I would like to translate the following idea:
I feel your absence and I ask/wonder why we aren't together (right now).

My try is:
Sentio tuam abstentiam et quaero cur non sumus ? .

I'm not sure how to say together, as in physically together in the same location.
And if I've made any other mistakes, please feel free to correct me!

Gratias vobis ago!


----------



## Fred_C

Hi,
There is the adverb "una" (with long vowels) that means "together".
Also, you must use the subjunctive mood in an interrogative clause :
Sentio tuam absentiam, et quaero (or better : rogo me) cur non una s*i*mus. (simus is the subjunctive)

I think you can replace "cur non" with "quidni". (not sure, though)


----------



## Hamlet2508

If you wanted an even more classical approach (cf. Cicero ,ad familiares) you could even go for

te absentem sentio et quaero,cur mecum non sis.


I feel your absence and I ask/wonder why we aren't together (right now).


regards,
hamlet2508


----------



## Fred_C

Hamlet2508 said:


> te absentem sentio et quaero,cur mecum non es *sis*


 
Hi,
You definitely need the subjunctive mood inside an interrogative clause.


----------



## Hamlet2508

Fred_C said:


> Hi,
> You definitely need the subjunctive mood inside an interrogative clause.


thank you so much -I should know better.


----------



## mateo19

Salvete, Hamlet et Fred!

Thank you so much for the help!  I _really_ like "una" for "together".  One of my solutions, working around my lack of knowledge, was to say "cur non sumus unus".  However, "why we are not one" (does Spice Girls' "When Two Become One" ring a bell?) isn't the same idea as "why we are not together". . .
 It seems to be so much easier in the Romance languages! (ensemble, juntos, insieme, junts. . .  etc.)
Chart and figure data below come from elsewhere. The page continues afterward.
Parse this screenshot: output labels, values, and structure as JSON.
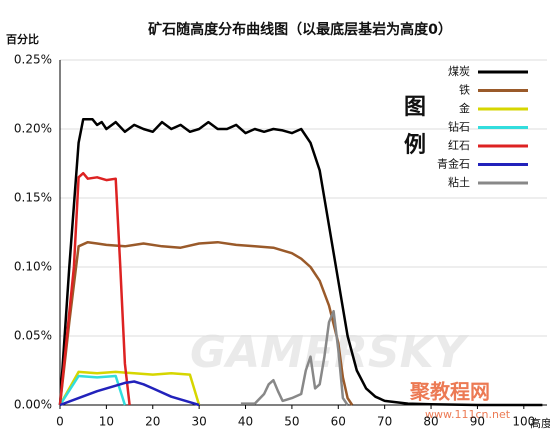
{
  "chart_data": {
    "type": "line",
    "title": "矿石随高度分布曲线图（以最底层基岩为高度0）",
    "y_label": "百分比",
    "x_label": "高度",
    "legend_title": "图例",
    "watermarks": [
      "GAMERSKY",
      "聚教程网",
      "www.111cn.net"
    ],
    "xlim": [
      0,
      105
    ],
    "xticks": [
      0,
      10,
      20,
      30,
      40,
      50,
      60,
      70,
      80,
      90,
      100
    ],
    "ylim": [
      0,
      0.25
    ],
    "yticks": [
      {
        "value": 0,
        "label": "0.00%"
      },
      {
        "value": 0.05,
        "label": "0.05%"
      },
      {
        "value": 0.1,
        "label": "0.10%"
      },
      {
        "value": 0.15,
        "label": "0.15%"
      },
      {
        "value": 0.2,
        "label": "0.20%"
      },
      {
        "value": 0.25,
        "label": "0.25%"
      }
    ],
    "grid": true,
    "legend": "top-right",
    "series": [
      {
        "name": "煤炭",
        "color": "#000000",
        "x": [
          0,
          2,
          4,
          5,
          6,
          7,
          8,
          9,
          10,
          12,
          14,
          16,
          18,
          20,
          22,
          24,
          26,
          28,
          30,
          32,
          34,
          36,
          38,
          40,
          42,
          44,
          46,
          48,
          50,
          52,
          54,
          56,
          58,
          60,
          62,
          64,
          66,
          68,
          70,
          75,
          80,
          90,
          100,
          104
        ],
        "values": [
          0,
          0.1,
          0.19,
          0.207,
          0.207,
          0.207,
          0.203,
          0.205,
          0.2,
          0.205,
          0.198,
          0.203,
          0.2,
          0.198,
          0.205,
          0.2,
          0.203,
          0.198,
          0.2,
          0.205,
          0.2,
          0.2,
          0.203,
          0.197,
          0.2,
          0.198,
          0.2,
          0.199,
          0.197,
          0.2,
          0.19,
          0.17,
          0.13,
          0.09,
          0.05,
          0.025,
          0.012,
          0.006,
          0.003,
          0.001,
          0.0005,
          0,
          0,
          0
        ]
      },
      {
        "name": "铁",
        "color": "#9a5a2a",
        "x": [
          0,
          2,
          4,
          6,
          8,
          10,
          14,
          18,
          22,
          26,
          30,
          34,
          38,
          42,
          46,
          48,
          50,
          52,
          54,
          56,
          58,
          60,
          61,
          62,
          63
        ],
        "values": [
          0,
          0.06,
          0.115,
          0.118,
          0.117,
          0.116,
          0.115,
          0.117,
          0.115,
          0.114,
          0.117,
          0.118,
          0.116,
          0.115,
          0.114,
          0.112,
          0.11,
          0.106,
          0.1,
          0.09,
          0.072,
          0.045,
          0.02,
          0.005,
          0
        ]
      },
      {
        "name": "金",
        "color": "#d6d600",
        "x": [
          0,
          4,
          8,
          12,
          16,
          20,
          24,
          28,
          30
        ],
        "values": [
          0,
          0.024,
          0.023,
          0.024,
          0.023,
          0.022,
          0.023,
          0.022,
          0
        ]
      },
      {
        "name": "钻石",
        "color": "#33dddd",
        "x": [
          0,
          4,
          8,
          12,
          14
        ],
        "values": [
          0,
          0.021,
          0.02,
          0.021,
          0
        ]
      },
      {
        "name": "红石",
        "color": "#dd2222",
        "x": [
          0,
          3,
          4,
          5,
          6,
          8,
          10,
          12,
          13,
          14,
          15
        ],
        "values": [
          0,
          0.1,
          0.165,
          0.168,
          0.164,
          0.165,
          0.163,
          0.164,
          0.1,
          0.03,
          0
        ]
      },
      {
        "name": "青金石",
        "color": "#2222bb",
        "x": [
          0,
          4,
          8,
          12,
          14,
          16,
          18,
          20,
          24,
          28,
          30
        ],
        "values": [
          0,
          0.005,
          0.01,
          0.014,
          0.016,
          0.017,
          0.015,
          0.012,
          0.006,
          0.002,
          0
        ]
      },
      {
        "name": "粘土",
        "color": "#888888",
        "x": [
          39,
          42,
          44,
          45,
          46,
          47,
          48,
          50,
          52,
          53,
          54,
          55,
          56,
          57,
          58,
          59,
          60,
          61,
          62
        ],
        "values": [
          0.001,
          0.001,
          0.008,
          0.015,
          0.018,
          0.01,
          0.003,
          0.005,
          0.008,
          0.025,
          0.035,
          0.012,
          0.015,
          0.035,
          0.06,
          0.068,
          0.04,
          0.005,
          0
        ]
      }
    ]
  }
}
Hamlet, don't feel bad about the subjunctive mistake.  It ceases to become a mistake in Vulgar Latin.  I remember an example from my linguistics books comparing Classic and Vulgar varieties: Classic - Nescio ubi sim.  Vulgar - Nescio ubi sum.

Another solution, banking off of Hamlet's idea of the mecum, would be to say, ". . . and I wonder why we are not with eachother."  I wanted to include the idea of reciprocity and not just my longing for her, but for her longing for me as well.  How might you say that?  Something like in Spanish, "y me pregunto porque no estamos _el uno con el otro_".


----------



## Hamlet2508

What about...?

Te absentem (esse) doleo et nescio , cur te non mecum iungas,iunxeris/cur mihi non iunxeris.

regards,
hamlet


----------



## Fred_C

mateo19 said:


> Something like in Spanish, "y me pregunto porque no estamos _el uno con el otro_".


Hello again!
In Latin, you use "alter... alter" for this sort of things :
"Et quaero cur non simus alter cum altero"

But perhaps you would need to agree one of the two "alter"-s in the feminine...
Seems a bit rigid, though... They do not do so in Spanish... Neither do we in French.


----------